There is an in-house Python module ``abaqus_meshio`` for the conversion from an ABAQUS input file (``.inp``) to dat file.
This python module is available in the `scripts gitlab <https://gitlab.lrz.de/baci/scripts>`_.
Since the ``.inp`` file can also be generated using Cubit, this submodule can be used in conjunction with Cubit as well, see above.
The usage of this submodule starts firstly by importing it providing the path where it is located.

.. code-block:: python

   import sys

   abaqus_meshio_path = "path_to_abaqus_meshio"
   sys.path.append(abaqus_meshio_path)

Subsequently, the inp shall be read using the command

.. code-block:: python

   model = abaqus_meshio.read("path_to_inp.dat")
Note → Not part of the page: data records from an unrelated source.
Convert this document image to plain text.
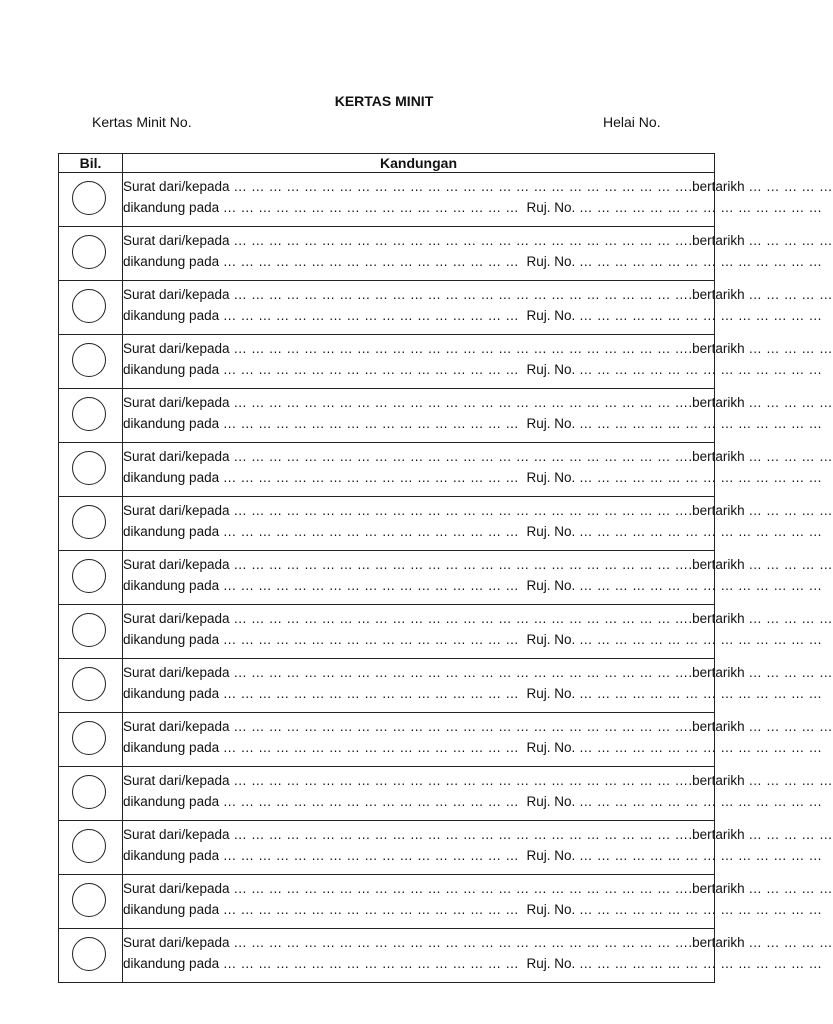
KERTAS MINIT
Kertas Minit No.	Helai No.
Bil.	Kandungan

	Surat dari/kepada … … … … … … … … … … … … … … … … … … … … … … … … … ….bertarikh … … … … …
dikandung pada … … … … … … … … … … … … … … … … … Ruj. No. … … … … … … … … … … … … … …

	Surat dari/kepada … … … … … … … … … … … … … … … … … … … … … … … … … ….bertarikh … … … … …
dikandung pada … … … … … … … … … … … … … … … … … Ruj. No. … … … … … … … … … … … … … …

	Surat dari/kepada … … … … … … … … … … … … … … … … … … … … … … … … … ….bertarikh … … … … …
dikandung pada … … … … … … … … … … … … … … … … … Ruj. No. … … … … … … … … … … … … … …

	Surat dari/kepada … … … … … … … … … … … … … … … … … … … … … … … … … ….bertarikh … … … … …
dikandung pada … … … … … … … … … … … … … … … … … Ruj. No. … … … … … … … … … … … … … …

	Surat dari/kepada … … … … … … … … … … … … … … … … … … … … … … … … … ….bertarikh … … … … …
dikandung pada … … … … … … … … … … … … … … … … … Ruj. No. … … … … … … … … … … … … … …

	Surat dari/kepada … … … … … … … … … … … … … … … … … … … … … … … … … ….bertarikh … … … … …
dikandung pada … … … … … … … … … … … … … … … … … Ruj. No. … … … … … … … … … … … … … …

	Surat dari/kepada … … … … … … … … … … … … … … … … … … … … … … … … … ….bertarikh … … … … …
dikandung pada … … … … … … … … … … … … … … … … … Ruj. No. … … … … … … … … … … … … … …

	Surat dari/kepada … … … … … … … … … … … … … … … … … … … … … … … … … ….bertarikh … … … … …
dikandung pada … … … … … … … … … … … … … … … … … Ruj. No. … … … … … … … … … … … … … …

	Surat dari/kepada … … … … … … … … … … … … … … … … … … … … … … … … … ….bertarikh … … … … …
dikandung pada … … … … … … … … … … … … … … … … … Ruj. No. … … … … … … … … … … … … … …

	Surat dari/kepada … … … … … … … … … … … … … … … … … … … … … … … … … ….bertarikh … … … … …
dikandung pada … … … … … … … … … … … … … … … … … Ruj. No. … … … … … … … … … … … … … …

	Surat dari/kepada … … … … … … … … … … … … … … … … … … … … … … … … … ….bertarikh … … … … …
dikandung pada … … … … … … … … … … … … … … … … … Ruj. No. … … … … … … … … … … … … … …

	Surat dari/kepada … … … … … … … … … … … … … … … … … … … … … … … … … ….bertarikh … … … … …
dikandung pada … … … … … … … … … … … … … … … … … Ruj. No. … … … … … … … … … … … … … …

	Surat dari/kepada … … … … … … … … … … … … … … … … … … … … … … … … … ….bertarikh … … … … …
dikandung pada … … … … … … … … … … … … … … … … … Ruj. No. … … … … … … … … … … … … … …

	Surat dari/kepada … … … … … … … … … … … … … … … … … … … … … … … … … ….bertarikh … … … … …
dikandung pada … … … … … … … … … … … … … … … … … Ruj. No. … … … … … … … … … … … … … …

	Surat dari/kepada … … … … … … … … … … … … … … … … … … … … … … … … … ….bertarikh … … … … …
dikandung pada … … … … … … … … … … … … … … … … … Ruj. No. … … … … … … … … … … … … … …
Unlike ``meshio.read``, the command ``abaqus_meshio.read`` will return a model, which is instance of ``BModel``, where:

- ``model.rootAssembly.instances[instance_name].mesh`` is a ``BMesh. ``BMesh`` is a subclass of ``meshio.Mesh``
  with additional attributes sections (for material assignment) and surfaces (for distributed load).
- ``model`` has attributes materials (from MATERIAL), parts (from PART/END PART) and steps (from STEP)
- ``model.parts[part_name].mesh`` is again a ``BMesh``, ``model.rootAssembly.instances[instance_name].mesh`` is a transformation of this mesh.
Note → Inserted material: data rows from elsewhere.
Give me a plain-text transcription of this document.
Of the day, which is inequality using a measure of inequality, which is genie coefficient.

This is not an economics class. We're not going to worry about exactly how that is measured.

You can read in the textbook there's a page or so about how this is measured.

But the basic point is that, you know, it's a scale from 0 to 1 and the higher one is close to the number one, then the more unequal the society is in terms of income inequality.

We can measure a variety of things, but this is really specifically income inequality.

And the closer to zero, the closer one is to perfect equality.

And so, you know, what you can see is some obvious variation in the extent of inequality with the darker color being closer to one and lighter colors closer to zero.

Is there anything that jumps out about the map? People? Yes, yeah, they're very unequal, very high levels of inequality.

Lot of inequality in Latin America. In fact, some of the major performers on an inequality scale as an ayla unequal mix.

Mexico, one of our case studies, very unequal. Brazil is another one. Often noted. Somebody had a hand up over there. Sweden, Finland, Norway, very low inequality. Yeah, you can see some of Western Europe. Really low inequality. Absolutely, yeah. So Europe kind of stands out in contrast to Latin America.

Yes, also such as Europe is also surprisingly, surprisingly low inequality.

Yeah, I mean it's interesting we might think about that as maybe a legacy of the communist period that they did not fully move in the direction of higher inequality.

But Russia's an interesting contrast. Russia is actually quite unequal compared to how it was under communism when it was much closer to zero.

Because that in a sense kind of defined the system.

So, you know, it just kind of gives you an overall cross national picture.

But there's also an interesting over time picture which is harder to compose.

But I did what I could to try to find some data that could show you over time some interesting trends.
``BModel`` is designed to mimic the way Abaqus systematically stores its data. To access the original ``meshio.Mesh`` one has to use ``model.parts[part_name].mesh``.
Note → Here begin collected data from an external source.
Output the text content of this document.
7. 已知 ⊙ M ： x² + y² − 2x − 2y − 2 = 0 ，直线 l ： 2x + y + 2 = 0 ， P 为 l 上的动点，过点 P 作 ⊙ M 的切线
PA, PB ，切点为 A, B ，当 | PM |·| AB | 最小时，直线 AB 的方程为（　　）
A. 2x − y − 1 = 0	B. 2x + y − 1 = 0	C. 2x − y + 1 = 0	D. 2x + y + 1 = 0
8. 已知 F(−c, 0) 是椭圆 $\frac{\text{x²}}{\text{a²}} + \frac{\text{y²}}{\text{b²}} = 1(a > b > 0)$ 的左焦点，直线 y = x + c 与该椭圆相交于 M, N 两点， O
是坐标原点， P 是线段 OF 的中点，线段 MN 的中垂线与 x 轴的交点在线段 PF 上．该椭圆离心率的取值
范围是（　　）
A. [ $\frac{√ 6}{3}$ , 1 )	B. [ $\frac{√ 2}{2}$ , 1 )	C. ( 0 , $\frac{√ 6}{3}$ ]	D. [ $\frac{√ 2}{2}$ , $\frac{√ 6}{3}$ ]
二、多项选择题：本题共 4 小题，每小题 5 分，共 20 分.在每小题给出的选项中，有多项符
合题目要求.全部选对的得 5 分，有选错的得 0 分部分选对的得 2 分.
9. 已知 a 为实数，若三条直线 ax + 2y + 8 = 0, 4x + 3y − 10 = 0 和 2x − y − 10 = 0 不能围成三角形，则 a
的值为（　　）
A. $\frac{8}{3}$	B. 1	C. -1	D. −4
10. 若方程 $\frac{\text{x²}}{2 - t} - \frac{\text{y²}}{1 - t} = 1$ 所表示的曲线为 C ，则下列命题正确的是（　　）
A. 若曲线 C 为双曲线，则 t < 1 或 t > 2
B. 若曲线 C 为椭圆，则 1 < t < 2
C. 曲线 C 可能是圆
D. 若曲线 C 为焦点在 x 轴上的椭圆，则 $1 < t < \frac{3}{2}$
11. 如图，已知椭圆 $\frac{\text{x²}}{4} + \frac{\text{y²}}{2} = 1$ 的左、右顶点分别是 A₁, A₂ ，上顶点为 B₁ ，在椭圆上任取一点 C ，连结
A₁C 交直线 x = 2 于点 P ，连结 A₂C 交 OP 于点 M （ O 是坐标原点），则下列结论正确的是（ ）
Proving that the information from inp is properly stored, the transformation to dat file is done by a simple command

.. code-block:: python

   fourc_io = abaqus_meshio.Inp2Baci(model, [params_step_1])
   fourc_io.write("prefix")

If the inp has many steps defined by STEP/END STEP keywords, the list of parameters for each step has to be provided,
e.g. ``[params_step_1, params_step_2, ...]``.
Default parameters for a structural analysis can be obtained using

.. code-block:: python

   params_step_1 = abaqus_meshio.GenerateDefaultParams()